A BEREAVED, gay, deaf partner fought off a legal challenge to take away his home.
The Central London County Court dismissed a claim for possession from Brent Housing Partnership against a profoundly deaf man who had been living with his deaf partner until his death.
His Honour Judge Lochrane ruled in the man’s favour after the case was heard on January 20, 21 and 22, and called for a more flexible treatment of gay relationships.
The defendant claimed to be entitled to succeed to his late deaf partner’s council tenancy because they had lived together as if they were civil partners for the five years before his death.
He was initially entitled to do this but after it was found the partner had claimed housing benefit as a single person and not informed his GP or local authority of his relationship a possession order was made.
The defendant’s partner, who died of prostate cancer in 2010, was from Belfast and was reluctant to be open about his sexuality.

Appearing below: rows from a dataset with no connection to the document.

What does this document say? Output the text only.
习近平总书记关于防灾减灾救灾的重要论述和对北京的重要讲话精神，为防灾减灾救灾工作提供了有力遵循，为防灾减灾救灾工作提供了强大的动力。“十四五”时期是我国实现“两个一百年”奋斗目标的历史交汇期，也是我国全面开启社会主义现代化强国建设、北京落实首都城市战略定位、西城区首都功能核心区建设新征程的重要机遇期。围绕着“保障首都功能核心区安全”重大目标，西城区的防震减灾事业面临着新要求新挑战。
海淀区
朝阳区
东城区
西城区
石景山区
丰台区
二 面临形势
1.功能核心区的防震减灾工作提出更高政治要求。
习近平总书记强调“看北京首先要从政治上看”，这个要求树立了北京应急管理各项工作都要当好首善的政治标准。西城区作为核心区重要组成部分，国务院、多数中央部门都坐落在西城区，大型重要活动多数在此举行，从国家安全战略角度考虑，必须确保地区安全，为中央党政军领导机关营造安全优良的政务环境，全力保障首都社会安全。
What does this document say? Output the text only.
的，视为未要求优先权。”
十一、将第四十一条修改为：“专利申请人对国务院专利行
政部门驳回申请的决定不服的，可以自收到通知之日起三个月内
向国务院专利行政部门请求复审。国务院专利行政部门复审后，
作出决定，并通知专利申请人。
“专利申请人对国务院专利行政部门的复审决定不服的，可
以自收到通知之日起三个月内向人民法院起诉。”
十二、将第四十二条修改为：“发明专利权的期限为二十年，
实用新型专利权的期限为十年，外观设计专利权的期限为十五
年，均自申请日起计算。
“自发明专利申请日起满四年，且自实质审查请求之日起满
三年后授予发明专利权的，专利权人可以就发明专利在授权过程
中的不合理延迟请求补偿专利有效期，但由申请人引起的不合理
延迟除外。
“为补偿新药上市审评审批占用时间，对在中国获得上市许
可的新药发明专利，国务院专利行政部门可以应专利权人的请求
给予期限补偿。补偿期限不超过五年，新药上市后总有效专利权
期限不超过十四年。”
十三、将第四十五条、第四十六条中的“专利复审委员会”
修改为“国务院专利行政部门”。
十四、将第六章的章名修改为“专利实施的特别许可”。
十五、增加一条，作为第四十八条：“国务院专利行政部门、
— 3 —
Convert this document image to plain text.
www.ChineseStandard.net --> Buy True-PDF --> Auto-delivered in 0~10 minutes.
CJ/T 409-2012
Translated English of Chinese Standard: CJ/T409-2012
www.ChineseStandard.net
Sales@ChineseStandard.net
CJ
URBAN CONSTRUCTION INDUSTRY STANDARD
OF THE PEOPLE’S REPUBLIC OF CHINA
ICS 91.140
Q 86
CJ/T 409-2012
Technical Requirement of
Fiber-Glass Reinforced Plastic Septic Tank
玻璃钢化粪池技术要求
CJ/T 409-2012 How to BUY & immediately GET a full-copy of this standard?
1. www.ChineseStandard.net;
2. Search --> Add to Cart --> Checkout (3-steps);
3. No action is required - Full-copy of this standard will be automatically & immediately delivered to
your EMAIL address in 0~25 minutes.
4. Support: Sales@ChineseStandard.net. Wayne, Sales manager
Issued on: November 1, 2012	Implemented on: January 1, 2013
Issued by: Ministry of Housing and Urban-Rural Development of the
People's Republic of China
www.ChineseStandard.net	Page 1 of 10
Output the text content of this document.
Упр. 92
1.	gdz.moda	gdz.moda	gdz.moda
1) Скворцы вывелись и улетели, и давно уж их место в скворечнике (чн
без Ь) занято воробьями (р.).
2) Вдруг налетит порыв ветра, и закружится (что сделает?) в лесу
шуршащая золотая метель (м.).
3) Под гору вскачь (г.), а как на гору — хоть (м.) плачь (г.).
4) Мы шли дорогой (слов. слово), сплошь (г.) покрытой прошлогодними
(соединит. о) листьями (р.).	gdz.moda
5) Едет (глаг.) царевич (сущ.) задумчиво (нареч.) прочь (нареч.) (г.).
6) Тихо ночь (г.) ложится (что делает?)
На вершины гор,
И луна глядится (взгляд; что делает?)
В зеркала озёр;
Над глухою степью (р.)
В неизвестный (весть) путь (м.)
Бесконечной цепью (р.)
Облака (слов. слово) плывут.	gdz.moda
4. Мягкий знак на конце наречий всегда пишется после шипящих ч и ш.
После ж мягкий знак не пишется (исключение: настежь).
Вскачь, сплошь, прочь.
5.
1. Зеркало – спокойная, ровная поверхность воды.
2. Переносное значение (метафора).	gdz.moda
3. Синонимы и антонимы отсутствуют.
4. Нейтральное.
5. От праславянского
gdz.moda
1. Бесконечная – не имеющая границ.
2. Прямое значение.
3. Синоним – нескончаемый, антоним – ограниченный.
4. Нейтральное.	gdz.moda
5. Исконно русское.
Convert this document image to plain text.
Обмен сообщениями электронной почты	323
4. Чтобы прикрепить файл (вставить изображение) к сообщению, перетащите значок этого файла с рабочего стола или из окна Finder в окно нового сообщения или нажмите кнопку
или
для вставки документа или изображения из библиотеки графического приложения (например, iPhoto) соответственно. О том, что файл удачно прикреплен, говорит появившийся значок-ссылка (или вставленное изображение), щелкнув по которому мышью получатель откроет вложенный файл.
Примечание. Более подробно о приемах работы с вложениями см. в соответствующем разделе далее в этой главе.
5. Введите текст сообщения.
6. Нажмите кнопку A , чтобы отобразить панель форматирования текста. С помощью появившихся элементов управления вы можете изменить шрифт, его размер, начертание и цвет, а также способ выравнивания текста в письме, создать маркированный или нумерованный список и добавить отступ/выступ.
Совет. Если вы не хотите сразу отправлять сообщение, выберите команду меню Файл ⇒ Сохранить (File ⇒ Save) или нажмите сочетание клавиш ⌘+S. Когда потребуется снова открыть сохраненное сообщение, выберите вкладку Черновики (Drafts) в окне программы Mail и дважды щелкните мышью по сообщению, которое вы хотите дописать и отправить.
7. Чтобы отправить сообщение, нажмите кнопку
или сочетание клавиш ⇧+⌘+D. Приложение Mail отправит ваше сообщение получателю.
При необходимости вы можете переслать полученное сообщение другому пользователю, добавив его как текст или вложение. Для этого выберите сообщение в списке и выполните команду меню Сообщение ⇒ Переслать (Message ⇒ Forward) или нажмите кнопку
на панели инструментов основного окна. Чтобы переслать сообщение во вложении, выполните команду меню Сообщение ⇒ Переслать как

Brent Housing Partnership claimed that applicants must prove that their relationship is “openly and unequivocally displayed to the outside world” but there were sufficient external witnesses who could testify to the relationship.
Judge Lochrane found that BHP had failed to show the required “delicacy and sensitivity” that such a case required, given the potentially devastating effect of a vulnerable disabled man losing his home.
The men, who met in 2005, were both deaf and could not talk so communicated using British Sign Language.
Permission to appeal was refused and the council must pay the cost of the action.
Judge Lochrane decided he was entitled to succeed the property and found the council had imposed an inflexible set of criteria which were inappropriate when considering lesbian or gay relationships.
John Beckley, barrister, of Garden Court Chambers was instructed by solicitor Debra Wilson of Anthony Gold.